Stephen buys new Cheviot tups for his flock from the society breed sales held at Lockerbie and Lairg, way up in the Scottish Highlands, every year. It’s the longest journey he makes, nearly 400 miles, but with good reason.
“The tups sold at both auction marts are the hardiest you will find and at Lairg they are even hardier. We do need that kind of tup up here, but we don’t go silly on price. The highest price we’ve paid is £3,000.”
Stephen said the move towards the North Country Cheviots started when they purchased 170 Cheviot ewe lambs from one of the breed’s best-known names.
“We bought them from Joyce Campbell in Armadale who has been Scottish Sheep Farmer of the Year and we just kept increasing their numbers by breeding more ourselves and decreasing the Swaledales as we grew the Cheviot numbers until we became totally North Country Cheviots.
“We start lambing on April 1 each year for what usually amounts to four weeks. That’s myself, Karen and one of our two sons, Jamie, who runs a digger business the rest of the year apart from April.
“We will have all our sheep scanned next week by Tim Dunn of Bransdale and we normally hit around 155-160 per cent prolificacy overall. The Cheviot is not known for having a lot of lambs.”
Stephen said the saleability of his wether lambs was one of the most immediately noticeable positives of having switched to Cheviots. “We had always struggled selling wether lambs until taking on the Cheviots, which sell really well. We also sell surplus ewe lambs well too.
“We start gathering up our wether lambs on the moor at about the middle of August and that usually means that about three-quarters of the wethers that have grown best can be got away as soon as possible. The smaller ones will grow on to be sold later.”
Stephen said that he tries to keep back around 400 ewe lambs each year as replacements for the flock as he sells ewes as four-crops. He sells around 250 ewe lambs to other Cheviot and commercial breeders with the remainder of his ewe lambs being sold starting from the end of September, but nothing generally goes through a livestock market.
“Everything goes privately and most of our buyers tend to come here with many buying 30-40 at a time. The reason we don’t generally go to markets is that those that buy Cheviots in any significant number are miles away and as we’re stuck in a corner it takes too long for us to get anywhere regularly.”
This year could be a first for Stephen and Karen. Stephen said they are preparing for a foray into selling rams at the annual Lockerbie sale.
“If all goes according to plan we will be going. We generally keep back around 15-20 ram lambs with a view to then selecting four or five for ourselves. We’ve held back from going up to one of the major sales with any of our own and you can only really go if you have something worthwhile. We’ve been working at it now for a few years. Hopefully, we will have something that looks right.”
Stephen and Karen moved to Grange Head Farm from near Glossop in Derbyshire where Stephen had been born, the youngest of nine siblings.
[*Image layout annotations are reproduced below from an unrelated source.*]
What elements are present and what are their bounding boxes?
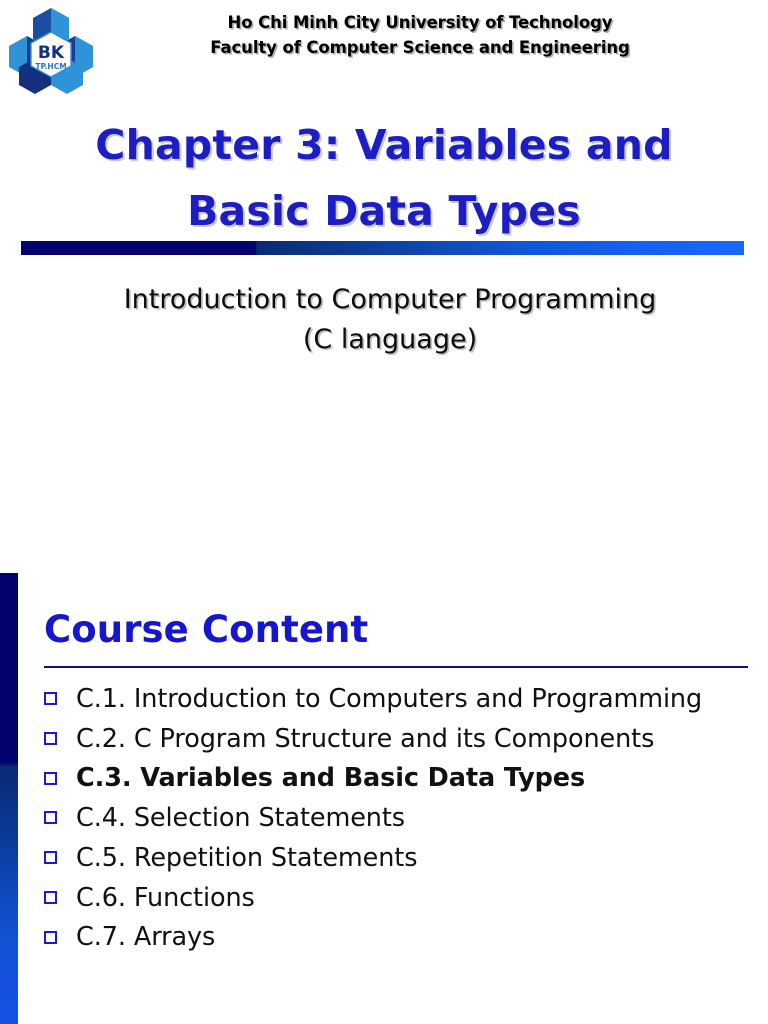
list-item-label: C.6. Functions [76, 883, 255, 913]
list-item[interactable]: C.7. Arrays [40, 919, 754, 957]
course-subtitle-line2: (C language) [40, 320, 740, 360]
bk-tphcm-logo: BK TP.HCM [7, 6, 95, 98]
logo-tphcm-text: TP.HCM [35, 62, 66, 71]
gradient-bar [21, 241, 744, 255]
square-bullet-icon [44, 891, 57, 904]
chapter-title-line1: Chapter 3: Variables and [24, 112, 744, 178]
university-header: Ho Chi Minh City University of Technolog… [100, 10, 740, 60]
course-subtitle: Introduction to Computer Programming (C … [40, 280, 740, 359]
list-item-label: C.5. Repetition Statements [76, 843, 417, 873]
left-accent-strip [0, 573, 18, 1024]
list-item-label: C.2. C Program Structure and its Compone… [76, 724, 654, 754]
heading-divider [44, 666, 748, 668]
square-bullet-icon [44, 851, 57, 864]
title-slide: BK TP.HCM Ho Chi Minh City University of… [0, 0, 768, 565]
list-item-label: C.1. Introduction to Computers and Progr… [76, 684, 702, 714]
course-subtitle-line1: Introduction to Computer Programming [40, 280, 740, 320]
list-item-label: C.7. Arrays [76, 922, 215, 952]
list-item[interactable]: C.5. Repetition Statements [40, 840, 754, 878]
presentation-page: BK TP.HCM Ho Chi Minh City University of… [0, 0, 768, 1024]
list-item-label: C.3. Variables and Basic Data Types [76, 763, 585, 793]
square-bullet-icon [44, 732, 57, 745]
faculty-name: Faculty of Computer Science and Engineer… [100, 35, 740, 60]
list-item[interactable]: C.6. Functions [40, 880, 754, 918]
square-bullet-icon [44, 772, 57, 785]
list-item-current[interactable]: C.3. Variables and Basic Data Types [40, 760, 754, 798]
university-name: Ho Chi Minh City University of Technolog… [228, 13, 613, 32]
square-bullet-icon [44, 931, 57, 944]
chapter-title: Chapter 3: Variables and Basic Data Type… [24, 112, 744, 245]
page-title: Course Content [44, 611, 368, 648]
list-item[interactable]: C.1. Introduction to Computers and Progr… [40, 681, 754, 719]
square-bullet-icon [44, 692, 57, 705]
chapter-title-line2: Basic Data Types [24, 178, 744, 244]
course-content-slide: Course Content C.1. Introduction to Comp… [0, 565, 768, 1024]
list-item[interactable]: C.4. Selection Statements [40, 800, 754, 838]
list-item-label: C.4. Selection Statements [76, 803, 405, 833]
course-content-list: C.1. Introduction to Computers and Progr… [40, 681, 754, 959]
logo-bk-text: BK [38, 43, 65, 63]
square-bullet-icon [44, 811, 57, 824]
list-item[interactable]: C.2. C Program Structure and its Compone… [40, 721, 754, 759]
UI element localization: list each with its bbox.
Stephen said the land is similar to what they farmed in the hills around Chunal.
“We moved here because we wanted our own farm, big enough to bring up our family. The east winds can be a killer and the Beast from the East fettled us a few years ago when we lost around 60 lambs, not from the snow but just how cold it was. “.
Stephen said the farm isn’t all rough grazing and moorland. “We have 150 of our tenanted acres that we can mow and we rent a further 150 acres in the village.”
Stephen was always destined to be a farmer but has found that even with 1,600 breeding ewes there has been a need to diversify.
“Farming was all I ever wanted, as well as family. Karen and I have two other sons, Jack who has a joinery business in Egton Bridge, and John who is studying politics at Teesside University. We have a daughter, Kate, who is still at school.
“I always want most of my income to come from breeding quality sheep, but with us losing the single farm payment we realised we would have to do something else. That’s why we bought two diggers.”